Despite the difficulties, DARPA has extended its contract with AeroVironment to develop Phase II of Nano Scout. This, Keennon explained, involves optimising the aircraft for longer flight times — which will mean either making it less power-hungry or finding a way to get more power on-board, with suggestions including incorporating solar power or inductive charging. The team is also looking at how the craft can make the transition from hovering to forward or backward flight, and reducing the size, weight and acoustic signature. ‘All of these are distinct technical challenges in their own right that actually conflict with each other.’
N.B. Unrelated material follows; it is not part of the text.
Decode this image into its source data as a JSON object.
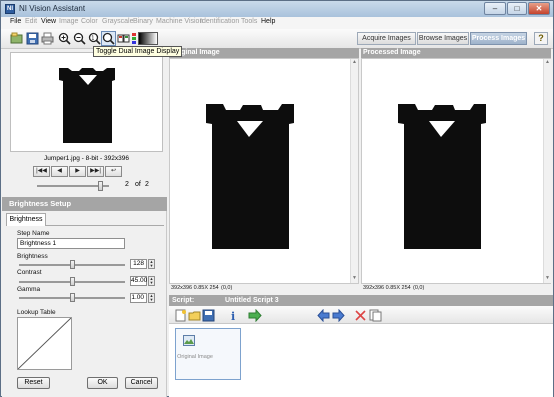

The project remains ambitious: AeroVironment hopes to complete Phase II within a year. By this time, Keennon hopes to have demonstrated hover and forward flight using a ground-control video display. And even then, the project has some way to go: Nano Scout, despite its name, can’t scout. It can’t carry a payload, the motivation for the whole programme. Sensors and miniaturised cameras are becoming smaller and lightweight, but any extra weight will cause Keennon further problems.

In the UK, research at Bristol University is taking a different approach, focusing on the effects of different kinds of wing-morphing on the flight characteristics of a flying-wing type aircraft, aimed at developing a slow-flying UAV. The team, led by Prof Michael Friswell, has developed an experimental aircraft with wingtips that pivot up and down, from 90° above the main line of the wing to 90° below, which can make the aircraft turn, climb and dive.

Other studies include the effect of twisting the wing — a technique used in the first powered aircraft, the wood, paper and wire wings of which were very flexible. Layers of shape-memory alloy could make wing shapes that snap into two different stable shapes when heated and cooled. Such mechanisms, Friswell believes, are key to a morphing aircraft that is stealthy and that maximises fuel efficiency.